While it is easy for us to find people to bond with from within the confines of our family,it is not very often that we come across a person who strikes a chord within us from the very first moment we lay eyes on them. But every now and then, we do come across a perfect stranger who breezes into our life to claim a special niche in our heart for himself/herself. So much so that we often wonder how we ever survived not knowing him or her for so many years?

Today when I look back, I realise that I have been uniquely priveleged to have been touched by some very special people, who cheekily waltzed in and changed my life forever. A lot of them have been and still are, more family than family.

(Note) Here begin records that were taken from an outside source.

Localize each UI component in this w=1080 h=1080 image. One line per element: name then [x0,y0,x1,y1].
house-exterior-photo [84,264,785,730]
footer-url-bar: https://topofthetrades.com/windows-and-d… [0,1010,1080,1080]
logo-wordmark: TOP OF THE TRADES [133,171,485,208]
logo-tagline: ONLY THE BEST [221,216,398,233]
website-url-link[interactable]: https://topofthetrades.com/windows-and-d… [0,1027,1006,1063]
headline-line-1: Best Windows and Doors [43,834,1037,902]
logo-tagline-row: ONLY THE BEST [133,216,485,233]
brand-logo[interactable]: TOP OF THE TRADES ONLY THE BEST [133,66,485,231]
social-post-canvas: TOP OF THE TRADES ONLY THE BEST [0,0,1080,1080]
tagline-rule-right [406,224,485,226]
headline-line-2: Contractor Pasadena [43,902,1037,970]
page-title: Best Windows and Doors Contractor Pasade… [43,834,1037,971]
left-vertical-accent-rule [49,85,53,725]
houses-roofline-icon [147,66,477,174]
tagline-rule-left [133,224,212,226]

Strange thoughts for a woman who as a young girl grew up on a steady, unremitting diet of instructions for life – to be the epitome of genteel politeness and good breeding, grace in the face of hostility, maidenly modesty at all times, and the golden maxim: cherish blood which is thicker than water any day. Although my innate rebelliousness periodically reared its truculent head to challenge some of these directives; for the most part, I did make an honest effort to embrace these maxims.It was only when I left home with the grim determination to find my path in this world, that I had the opportunity of testing the mettle of these sacrosanct commandments.

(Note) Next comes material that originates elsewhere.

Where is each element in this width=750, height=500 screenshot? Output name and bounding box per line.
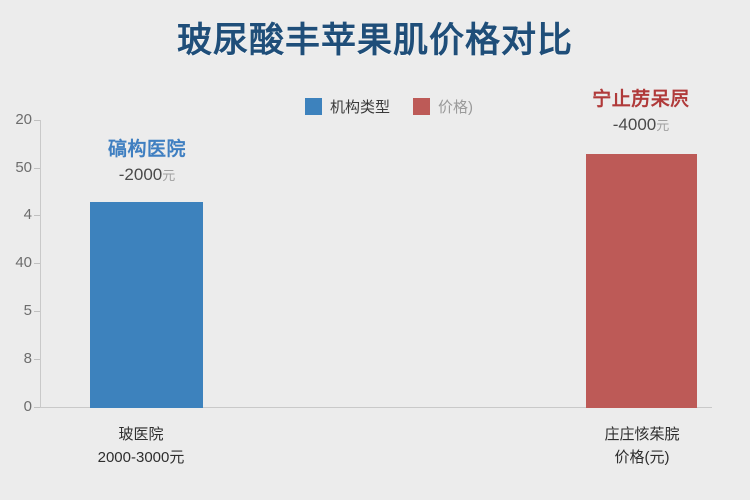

A naive small town girl in the big city, it was rather difficult for me to affect the demure maiden act in an risqué atmosphere at work,when stalked by hormonally overcharged admirers or while fighting for bathroom rights with 6 other roomies. I must admit that when faced with the harsh realities of life with no family to run to for dutch courage or comfort, the last thing on my mind was grace, dignity or feminity. Life on the single track also meant that I was responsible for me...There were things to do, places to go, people to meet, friends to be made, new horizons waiting to be conquered...And also, there were decisions to be made, of which not all qualified as smart ones. Luckily for me, the very act of fending for myself brought some very special people my way, with whom I connected so deeply that I was able to fall back on their sage advice in moments of need. And it was only a matter of time before the gilted 'blood is thicker than water' tenet had faded away from my psyche.

Do I regret it? Most definitely not!. Like me, most of my family have gone their seperate ways to different lands and found their own paths. While this did not undermine the love we bore each other, it most definitely did enable us to expand our circles of trust to include people with whom each of us have connections that can only be termed as karmic.

It is indeed difficult to explain these connections, but for me, a much loved quote by Maya Angelou sums it well
“I do not believe that the accident of birth makes people sisters and brothers. It makes them siblings. Gives them mutuality of parentage. Sisterhood and brotherhood are conditions people have to work at. It's a serious matter. You compromise, you give, you take, you stand firm, and you're relentless...And it is an investment. Sisterhood means if you happen to be in Burma and I happen to be in San Diego and I'm married to someone who is very jealous and you're married to somebody who is very possessive, if you call me in the middle of the night, I have to come.”

Call it luck or destiny but sometimes, the ones who heed your distress calls and arrives to hold your hand in your moment of need, are the sisters and brothers of the soul rather than that of blood.